The reality is life is a single-player game. You’re born alone. You’re going to die alone. All of your interpretations are alone. All your memories are alone. You’re gone in three generations, and nobody cares. Before you showed up, nobody cared. It’s all single player.

Doctors won’t make you healthy.

Nutritionists won’t make you slim.

Teachers won’t make you smart.

Gurus won’t make you calm.

Mentors won’t make you rich.

Trainers won’t make you fit.

Ultimately, you have to take responsibility.

Save yourself.

When everyone is sick, we no longer consider it a disease.

Ironically, fasting (from a low-carb/paleo base) is easier than portion control. Once the body detects food, it overrides the brain.

“I don’t have time” is just another way of saying “It’s not a priority.” If something is your number one priority, then you will do it. If you’ve got a fuzzy basket of ten or fifteen different priorities, you’re going to end up getting none of them.
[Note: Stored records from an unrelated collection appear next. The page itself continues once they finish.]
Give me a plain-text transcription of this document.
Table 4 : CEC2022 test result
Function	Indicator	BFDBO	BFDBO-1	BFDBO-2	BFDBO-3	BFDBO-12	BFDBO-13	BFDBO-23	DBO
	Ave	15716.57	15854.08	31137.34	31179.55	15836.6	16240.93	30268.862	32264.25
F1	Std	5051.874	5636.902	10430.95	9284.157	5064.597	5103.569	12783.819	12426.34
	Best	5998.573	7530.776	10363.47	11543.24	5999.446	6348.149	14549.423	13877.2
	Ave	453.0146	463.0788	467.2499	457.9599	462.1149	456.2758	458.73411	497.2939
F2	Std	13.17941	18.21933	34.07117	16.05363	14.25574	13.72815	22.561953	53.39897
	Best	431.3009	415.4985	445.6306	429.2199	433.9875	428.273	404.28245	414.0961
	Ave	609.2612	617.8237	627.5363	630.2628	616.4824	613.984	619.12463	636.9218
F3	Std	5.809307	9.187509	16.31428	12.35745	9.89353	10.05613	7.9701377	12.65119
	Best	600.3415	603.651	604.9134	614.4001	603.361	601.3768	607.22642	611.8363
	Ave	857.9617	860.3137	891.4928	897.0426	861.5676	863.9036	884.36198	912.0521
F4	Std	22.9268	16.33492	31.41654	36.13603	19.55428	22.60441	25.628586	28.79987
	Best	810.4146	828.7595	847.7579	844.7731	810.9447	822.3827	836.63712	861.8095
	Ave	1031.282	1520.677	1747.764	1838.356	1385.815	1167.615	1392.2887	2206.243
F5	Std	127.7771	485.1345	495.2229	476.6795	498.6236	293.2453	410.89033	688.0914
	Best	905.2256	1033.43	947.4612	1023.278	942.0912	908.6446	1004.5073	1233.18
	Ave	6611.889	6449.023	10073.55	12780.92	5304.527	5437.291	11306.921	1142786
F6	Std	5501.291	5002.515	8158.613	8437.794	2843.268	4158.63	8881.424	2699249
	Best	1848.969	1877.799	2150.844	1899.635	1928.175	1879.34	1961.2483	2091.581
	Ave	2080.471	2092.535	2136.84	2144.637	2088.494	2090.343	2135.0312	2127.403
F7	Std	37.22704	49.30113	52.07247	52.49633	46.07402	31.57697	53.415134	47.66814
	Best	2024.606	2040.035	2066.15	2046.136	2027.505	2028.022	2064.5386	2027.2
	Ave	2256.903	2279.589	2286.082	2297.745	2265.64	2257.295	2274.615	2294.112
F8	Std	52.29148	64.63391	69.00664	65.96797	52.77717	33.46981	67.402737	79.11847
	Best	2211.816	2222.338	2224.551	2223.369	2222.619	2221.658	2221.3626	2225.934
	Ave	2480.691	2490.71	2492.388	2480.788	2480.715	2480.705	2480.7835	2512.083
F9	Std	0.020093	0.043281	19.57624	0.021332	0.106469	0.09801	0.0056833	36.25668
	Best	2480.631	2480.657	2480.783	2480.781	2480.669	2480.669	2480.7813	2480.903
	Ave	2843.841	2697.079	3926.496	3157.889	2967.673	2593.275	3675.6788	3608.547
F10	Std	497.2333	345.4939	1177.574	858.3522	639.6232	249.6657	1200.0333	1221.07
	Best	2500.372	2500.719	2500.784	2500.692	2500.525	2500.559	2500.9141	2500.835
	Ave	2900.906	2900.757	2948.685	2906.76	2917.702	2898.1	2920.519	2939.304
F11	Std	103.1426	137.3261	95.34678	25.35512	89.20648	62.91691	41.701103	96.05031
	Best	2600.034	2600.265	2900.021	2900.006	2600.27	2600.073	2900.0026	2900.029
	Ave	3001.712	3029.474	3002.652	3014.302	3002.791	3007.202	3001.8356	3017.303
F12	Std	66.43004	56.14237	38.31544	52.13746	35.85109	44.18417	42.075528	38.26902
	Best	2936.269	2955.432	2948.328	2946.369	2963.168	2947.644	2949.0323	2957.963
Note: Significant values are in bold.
Easy choices, hard life. Hard choices, easy life.

Meditation is turning off society and listening to yourself. It only “works” when done for its own sake. Hiking is walking meditation. Journaling is writing meditation. Praying is gratitude meditation. Showering is accidental meditation. Sitting quietly is direct meditation.

If there’s something you want to do later, do it now. There is no “later.”

Anger is its own punishment. An angry person trying to push your head below water is drowning at the same time.

Inspiration is perishable — act on it immediately.

Conclusion:

I find this book very deep in thoughts. I like Naval’s philosopher side better than his wealth quotes.

I enjoyed going through the book. Hopefully, you too.